Forces may have developed the idea of theoretical, plastic-eating animals that make up the “plastisphere,” but he doesn’t see them as a solution to “the problem of the Pacific trash vortex,” the giant garbage island in the middle of the Earth’s largest ocean. They’re merely symptomatic of how polluted the Earth has become. Inspired by British art collective The Otolith Group’s The Radiant, a chronicle of the Fukishima nuclear catastrophe, and the 2012 fishing industry documentary Leviathan, Plastisphere veers from the percussive barrage of “Ghost Nets” to the crackling synthscapes of “Great Pacific,” tethered to, while not being dominated by, its overarching theme.

John Object
Heat

In the 1950s, electroacoustic pioneer François Bayle allegedly coined the term “acousmatic music” to refer to noises that had been so warped that they began to obscure their source. Ukranian producer John Object’s Heat and Pre-Heat take this notion to an extreme: running various samples (buzz saw, piano and violin melodies, someone retching) through a trash compactor so they resemble bulked-up SOPHIE B-sides, reflecting the sometimes ugly-sounding possibilities of modern production. “We can take things that are available thanks to the internet and juggle with them,” says Andrea IV of the two companion pieces.

Kuthi Jinani
Swamp Playground

Merch for this release:
Poster/Print

Kuthi Jinani is the recording and production alias of 20-year-old Giancarlo Brambilla, who is also one half of “Italian eco-duo” Eden Piracy, along with Beta Tyrant.
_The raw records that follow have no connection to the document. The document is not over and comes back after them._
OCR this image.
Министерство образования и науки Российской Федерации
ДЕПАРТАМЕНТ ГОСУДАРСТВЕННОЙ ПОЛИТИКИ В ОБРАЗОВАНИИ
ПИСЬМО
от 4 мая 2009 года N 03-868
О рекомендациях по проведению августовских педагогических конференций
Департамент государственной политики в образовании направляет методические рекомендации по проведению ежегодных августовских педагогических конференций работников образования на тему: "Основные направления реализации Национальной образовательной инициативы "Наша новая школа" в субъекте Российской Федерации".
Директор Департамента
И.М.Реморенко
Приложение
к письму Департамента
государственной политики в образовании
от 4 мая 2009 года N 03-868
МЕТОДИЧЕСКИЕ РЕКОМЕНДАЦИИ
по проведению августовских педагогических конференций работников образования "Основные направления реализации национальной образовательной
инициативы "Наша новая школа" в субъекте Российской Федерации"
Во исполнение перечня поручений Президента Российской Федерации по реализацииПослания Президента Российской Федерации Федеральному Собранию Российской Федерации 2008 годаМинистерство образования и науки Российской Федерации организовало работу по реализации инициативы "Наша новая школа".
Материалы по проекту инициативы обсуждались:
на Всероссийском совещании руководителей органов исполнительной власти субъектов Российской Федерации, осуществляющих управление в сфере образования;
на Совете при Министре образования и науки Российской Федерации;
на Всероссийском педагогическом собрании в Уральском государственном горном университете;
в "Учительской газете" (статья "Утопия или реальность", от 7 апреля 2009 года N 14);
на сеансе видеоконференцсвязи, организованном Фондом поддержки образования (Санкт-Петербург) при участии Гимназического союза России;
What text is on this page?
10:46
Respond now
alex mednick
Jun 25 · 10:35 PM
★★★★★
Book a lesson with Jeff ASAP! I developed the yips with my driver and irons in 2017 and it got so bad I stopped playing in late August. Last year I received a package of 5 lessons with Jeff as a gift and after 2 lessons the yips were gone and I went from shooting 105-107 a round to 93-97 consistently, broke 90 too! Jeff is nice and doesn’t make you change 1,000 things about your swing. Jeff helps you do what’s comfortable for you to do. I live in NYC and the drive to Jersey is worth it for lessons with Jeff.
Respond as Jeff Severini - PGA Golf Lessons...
A student of U.K. jungle and post-hardcore, the Milan-based producer has released music on Bio Future Laboratory, local label Beat Machine (DJ Earl, Sinistarr, Lechuga Zafiro) and HEEL.ZONE, founded by Milan graphic designer Gianluca Lonigro. “The main concept was a sort virtual reproduction of a natural environment,” he writes in a Facebook message. It’s a departure from his typically frenetic BPMs, creating an unsettling atmosphere with what sounds like sluicing water, rustling in the underbrush, and—most ominously—the total absence of sound.

Various Artists
intra-ontic

Featuring contributions from Genot Centre co-founder Wim Dehaen, online Radio Wave host NEW MAGIC MEDIA, and Bilej Kluk of musical collective Blazing Bullets, intra-ontic is a heady philosophical term that, roughly paraphrased, examines aspects of the state of being. Eva01’s “14 x himalaya scan data” brings to mind avant-garde vanguard PAN’s spikier outings, while Obelisk of Light (referencing an edifice in the popular mid ‘90s video game Command & Conquer) and 3C 273 (the name of a quasar in the Virgo constellation) tone things down with their sweeping ambient soundscapes, alternating between gritty, ASMR-friendly textures and soothing harmonic intervals.

Eva01
McLaren Surface/youtube environment bootleg

This cinematic, sample-driven offering from DJ/AV project McLaren Surface (for the uninitiated, the McLaren is Silicon Valley’s preferred automobile)—the duo of BCAA System co-founder eva01 and visual artist VJ Reality Congress—could accompany the slow-motion climax of a thriller set in 3046. Arguably the centerpieces, “Part 03” juxtaposes a racecar’s aggressive whirr and screeching brakes with a wildcat snarling and a woman’s beatific voice, while “Part 04” accelerates the tension with a rattlesnake tail, the clanking and creaking of distant machinery and what sounds like the fluttering wings of mechanical insects.